Daniel Kokotajlo comments on Daniel Kokotajlo’s Shortform

Daniel Kokotajlo 8 Apr 2026 20:11 UTC
12 points
6
Thanks. Reasoning aloud...

So Yudkowsky was wrong because he said this would happen “by default” whereas in practice it seems to happen only some of the time rather than most of the time / in some contexts/prompts rather than in most contexts/prompts?

I guess so yeah. I suppose Yudkowsky could say that by “by default” he didn’t mean “most of the time” but rather “most of the time absent defeaters such as having been trained not to do this.” But maybe that’s a weak defense.

But this doesn’t exactly seem like a damning blow against Yudkowsky.

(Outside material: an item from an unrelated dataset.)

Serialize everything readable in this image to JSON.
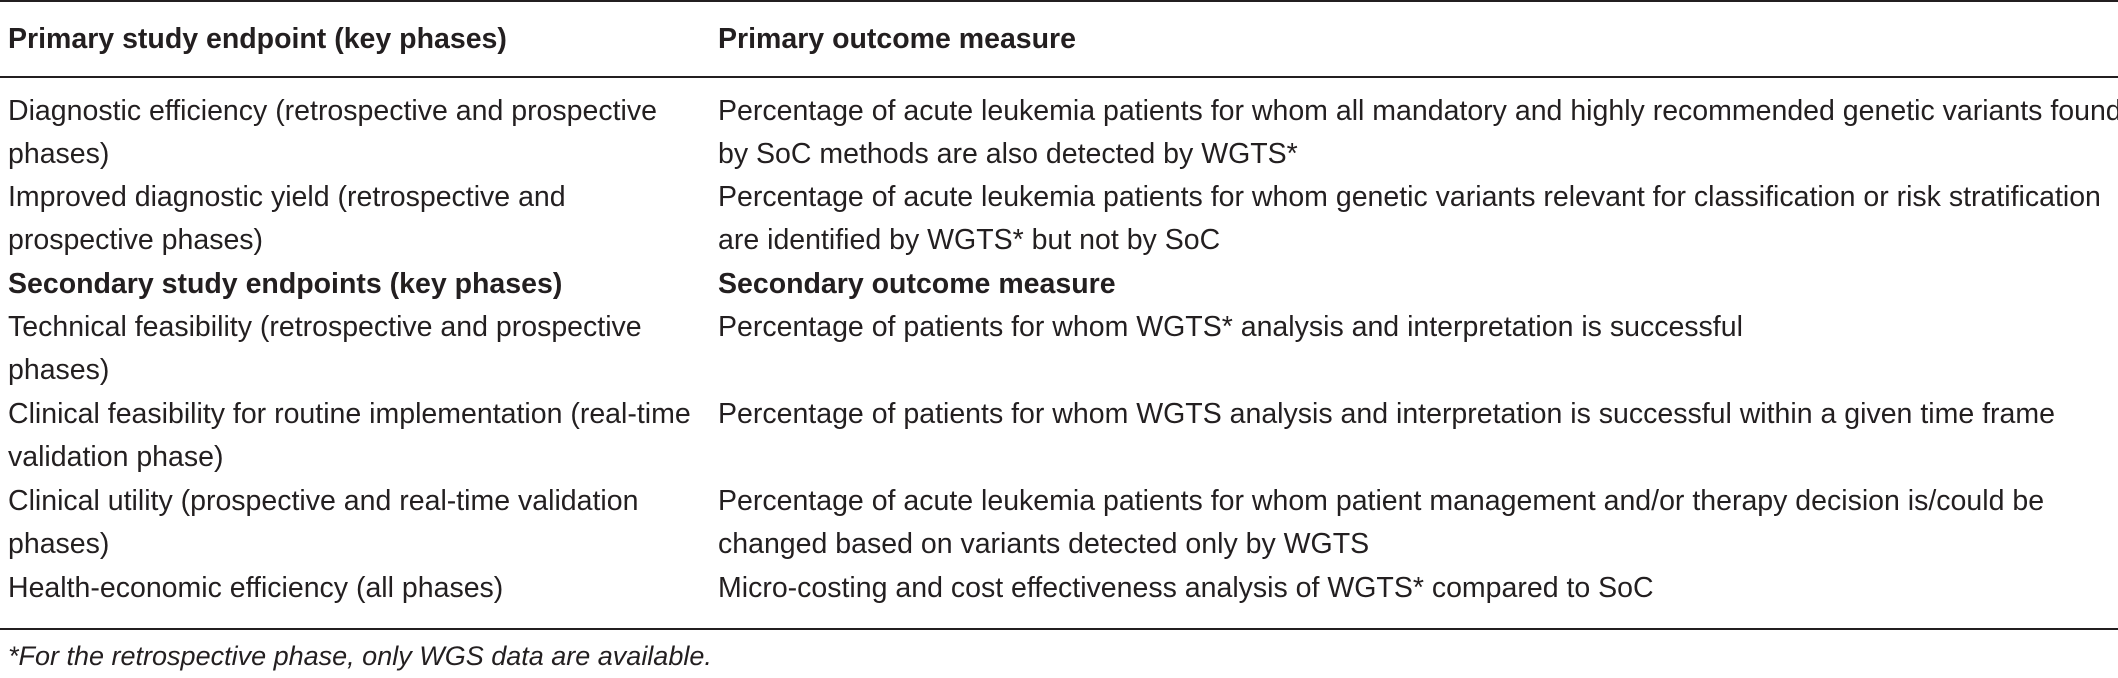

More generally it seems like Yudkowsky was imagining AIs with more ambitious, longer-horizon goals than current AIs who seem obsessed with being-judged-to-have-completed-the-task-in-front-of-them, or reward, or some other such myopic thing.
- 1a3orn 8 Apr 2026 20:55 UTC
  15 points
  5
  Parent
  
  More generally it seems like Yudkowsky was imagining AIs with more ambitious, longer-horizon goals than current AIs who seem obsessed with being-judged-to-have-completed-the-task-in-front-of-them, or reward, or some other such myopic thing.
  
  Yudkowsky may or may not have been imagining that this was how AIs were going to trained. But it’s notable that this page doesn’t reference training at all; he certainly doesn’t have a parenthetical like “Of course this only applies if some other factors A, B, C” are met. Instead he has a list of criteria; the criteria obtain; but his conclusion does not (imo).
  
  And—to zoom back—the point of arguments about instrumental convergence were actually supposed to abstract from these details—the whole argument in favor of their predictive power was that they explained the abstract structure all intelligent agents were supposed to have. Like here’s what Omohundro (2008) says:
  
  The arguments are simple, but the style of reasoning may take some getting used to. Researchers have explored a wide variety of architectures for building intelligent systems [2]: neural networks, genetic algorithms, theorem provers, expert systems, Bayesian net- works, fuzzy logic, evolutionary programming, etc. Our arguments apply to any of these kinds of system as long as they are sufficiently powerful. To say that a system of any de- sign is an “artificial intelligence”, we mean that it has goals which it tries to accomplish by acting in the world. If an AI is at all sophisticated, it will have at least some ability to look ahead and envision the consequences of its actions. And it will choose to take the actions which it believes are most likely to meet its goals.
  
  And he goes on to specifically mention chess-playing robots as the kind of agents that would be subject to his argument.
  
  So—here’s how I see it—given that we found some unanticipated detail A that seems to have invalidated an more abstract argument Yudkowsky put forth, I think the move reason dictates is not “Well, yes he wasn’t imagining ~A, but I’m sure A is the only such element” and to continue endorsing the argument, but to realize that this implies a whole host of B, C, D other relevant factors that his abstract considerations have ignored which are relevant.
- Martin Randall 9 Apr 2026 21:40 UTC
  4 points
  2
  Parent
  I don’t think it’s a damning blow against anyone to partially fail to predict 2026 in 2016. Total failure is the normal outcome of futurism, partial failure is a victory.